KARACHI, Aug 11: Noted writer and poet of Sindhi Shamsherul Haideri, who died here on Friday, was buried in the Chowkundi graveyard, a protected historical site where fresh burials are banned, it emerged on Saturday.
According to sources, the Chowkundi necropolis, situated on the outskirts of the city off the National Highway, is protected under the Antiquities Act of 1975, which prohibits burials at the site and prescribes long prison terms and heavy fines for violators.
The Sindh culture department, the custodian of the graveyard, has divergent views on the issue. As secretary Aziz Uquaily could not be approached on his cellphone despite repeated attempts, additional secretary of the department Ashfaq Moosvi confirmed that Chowkundi was a protected site, but said Mr Haideri’s burial must have been allowed by the department’s archeology director Qasim Ali Qasim.
When asked, Mr Qasim said neither was there any provision for giving permission or no-objection certificates for burial in the graveyard nor was any sought.
The sources said the funeral procession of Mr Haideri came to the Chowkundi graveyard on Friday evening and he was buried next to Tajal Bewas, another literary figure who was buried in the Chowkundi graveyard a few years back. Despite the issue regarding the illegality being highlighted by the media at that time, no action was taken by the department.
However, it created an uproar in the media when a close relative of Sindh Assembly Secretary Hadi Bux Buriro was buried in the Chowkundi graveyard and the then Sindh antiquities minister Makhdoom Jameel-ul-Zaman allotted for burial a piece of land in the Chowkundi graveyard. Chief Minister Syed Qaim Ali Shah took notice of the illegal acts and ordered an inquiry into the matter.

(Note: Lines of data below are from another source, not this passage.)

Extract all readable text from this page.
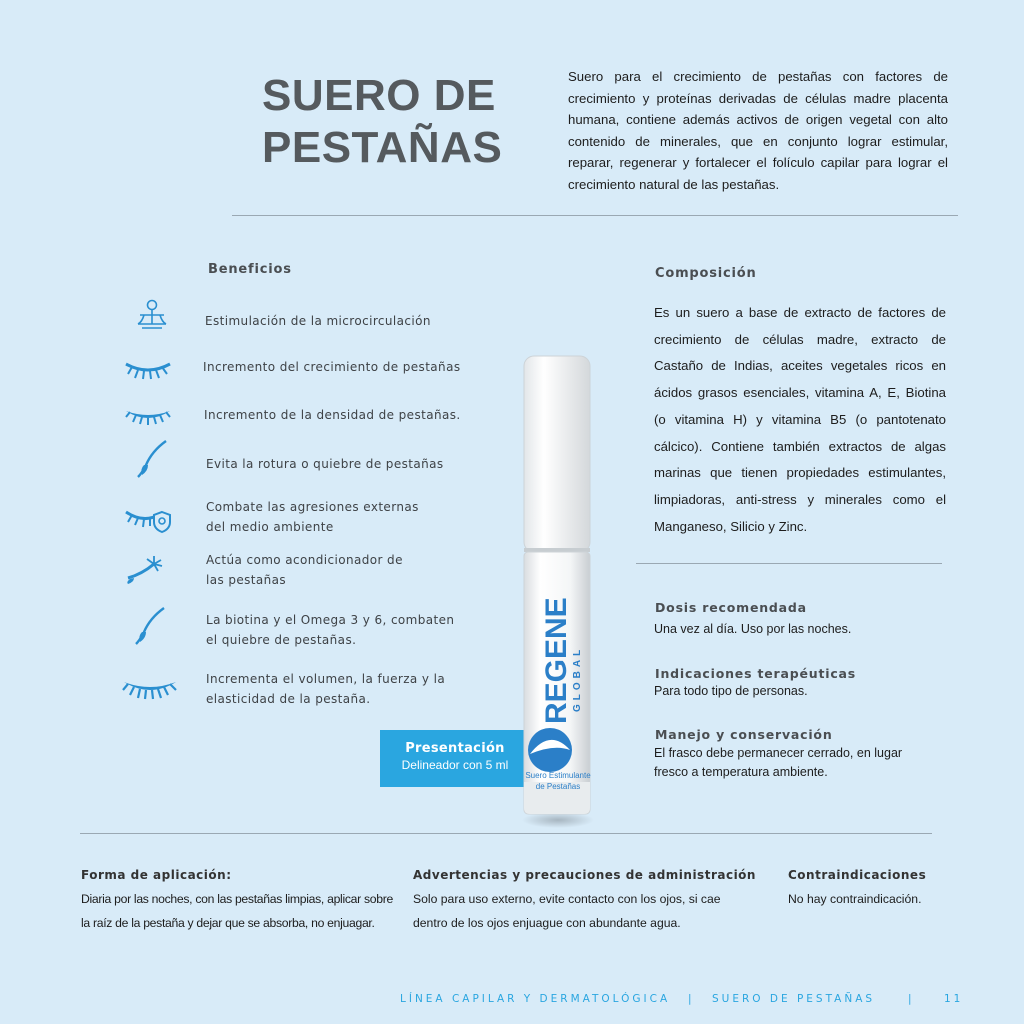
SUERO DE
PESTAÑAS
Suero para el crecimiento de pestañas con factores de crecimiento y proteínas derivadas de células madre placenta humana, contiene además activos de origen vegetal con alto contenido de minerales, que en conjunto lograr estimular, reparar, regenerar y fortalecer el folículo capilar para lograr el crecimiento natural de las pestañas.
Beneficios
Estimulación de la microcirculación
Incremento del crecimiento de pestañas
Incremento de la densidad de pestañas.
Evita la rotura o quiebre de pestañas
Combate las agresiones externas
del medio ambiente
Actúa como acondicionador de
las pestañas
La biotina y el Omega 3 y 6, combaten
el quiebre de pestañas.
Incrementa el volumen, la fuerza y la
elasticidad de la pestaña.
Presentación
Delineador con 5 ml
REGENE GLOBAL
Suero Estimulante
de Pestañas
Composición
Es un suero a base de extracto de factores de crecimiento de células madre, extracto de Castaño de Indias, aceites vegetales ricos en ácidos grasos esenciales, vitamina A, E, Biotina (o vitamina H) y vitamina B5 (o pantotenato cálcico). Contiene también extractos de algas marinas que tienen propiedades estimulantes, limpiadoras, anti-stress y minerales como el Manganeso, Silicio y Zinc.
Dosis recomendada
Una vez al día. Uso por las noches.
Indicaciones terapéuticas
Para todo tipo de personas.
Manejo y conservación
El frasco debe permanecer cerrado, en lugar
fresco a temperatura ambiente.
Forma de aplicación:
Diaria por las noches, con las pestañas limpias, aplicar sobre
la raíz de la pestaña y dejar que se absorba, no enjuagar.
Advertencias y precauciones de administración
Solo para uso externo, evite contacto con los ojos, si cae
dentro de los ojos enjuague con abundante agua.
Contraindicaciones
No hay contraindicación.
LÍNEA CAPILAR Y DERMATOLÓGICA | SUERO DE PESTAÑAS	|	11
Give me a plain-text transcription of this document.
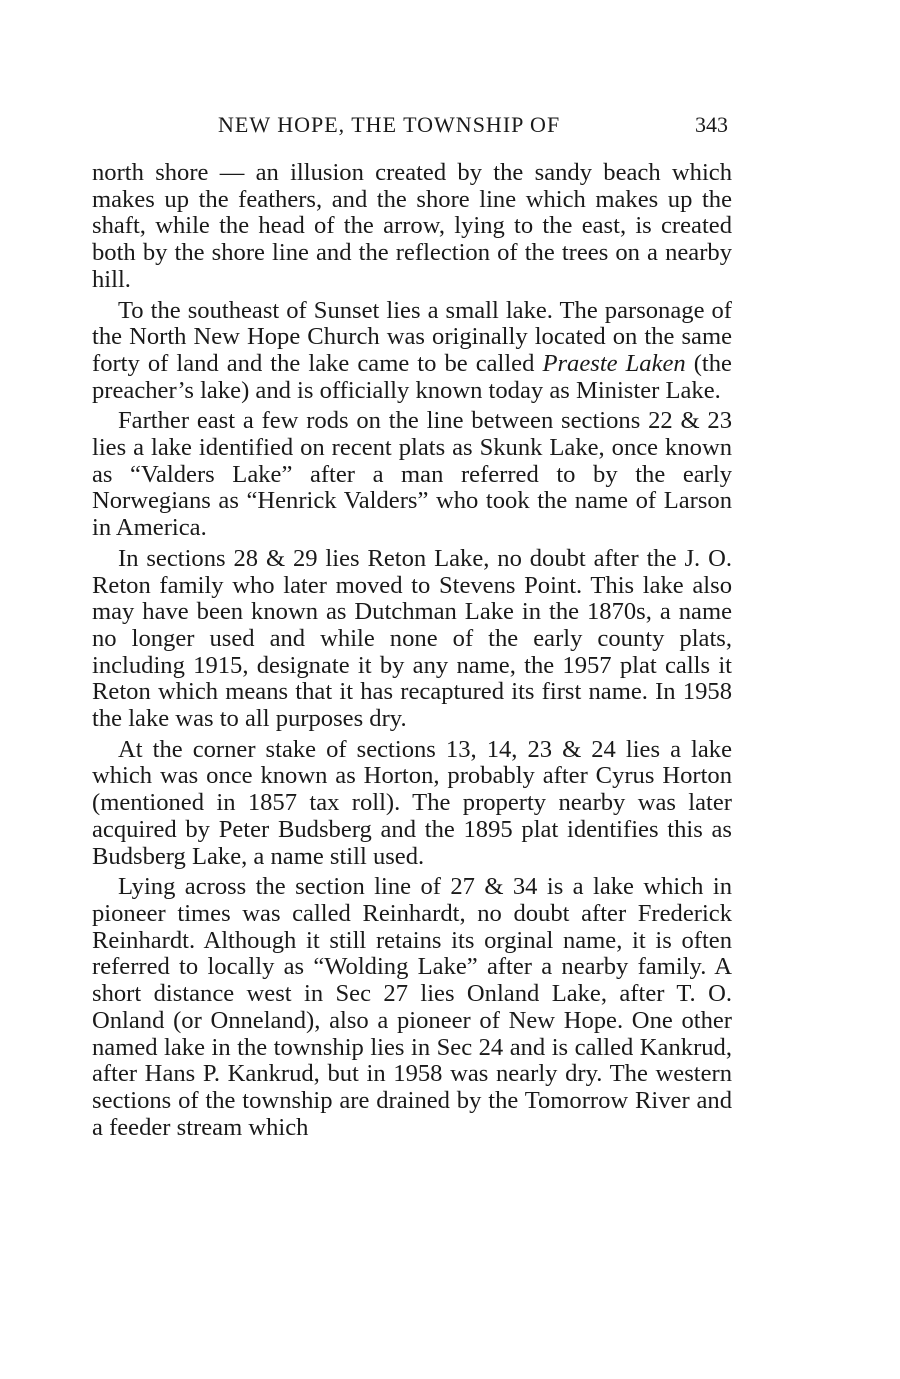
NEW HOPE, THE TOWNSHIP OF	343

north shore — an illusion created by the sandy beach which makes up the feathers, and the shore line which makes up the shaft, while the head of the arrow, lying to the east, is created both by the shore line and the reflection of the trees on a nearby hill.

To the southeast of Sunset lies a small lake. The parsonage of the North New Hope Church was originally located on the same forty of land and the lake came to be called Praeste Laken (the preacher’s lake) and is officially known today as Minister Lake.

Farther east a few rods on the line between sections 22 & 23 lies a lake identified on recent plats as Skunk Lake, once known as “Valders Lake” after a man referred to by the early Norwegians as “Henrick Valders” who took the name of Larson in America.

In sections 28 & 29 lies Reton Lake, no doubt after the J. O. Reton family who later moved to Stevens Point. This lake also may have been known as Dutchman Lake in the 1870s, a name no longer used and while none of the early county plats, including 1915, designate it by any name, the 1957 plat calls it Reton which means that it has recaptured its first name. In 1958 the lake was to all purposes dry.

At the corner stake of sections 13, 14, 23 & 24 lies a lake which was once known as Horton, probably after Cyrus Horton (mentioned in 1857 tax roll). The property nearby was later acquired by Peter Budsberg and the 1895 plat identifies this as Budsberg Lake, a name still used.

Lying across the section line of 27 & 34 is a lake which in pioneer times was called Reinhardt, no doubt after Frederick Reinhardt. Although it still retains its orginal name, it is often referred to locally as “Wolding Lake” after a nearby family. A short distance west in Sec 27 lies Onland Lake, after T. O. Onland (or Onneland), also a pioneer of New Hope. One other named lake in the township lies in Sec 24 and is called Kankrud, after Hans P. Kankrud, but in 1958 was nearly dry. The western sections of the township are drained by the Tomorrow River and a feeder stream which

A senior bureaucrat, Subhan Memon, was told to investigate it and submit a report, which is yet to be made public despite the passage of more than a year.
The sources said that earlier the provinces had been demanding that the historical sties be given to them as the federal government cared little for them. However, the practice shows that certain violations carried on earlier continue under the province’s charge also. The only difference seen is that earlier the federal government did not allot anybody any plot of land for burial in a protected site as was done by Sindh minister Makhdoom Jameel.
Influential people have been burying their dear ones in historical graveyards protected under the law. Numerous police officials and other influential people have been buried in the Mirs’ Tombs, a protected site under the act, in Hyderabad.
Experts said unless stern punitive action was taken against violators, influential people would continue to flout the law with impunity.
Chowkundi tombs are commonly believed to be the burial site for the Jokhio and Baloch tribes, built from the 15th to 18th centuries.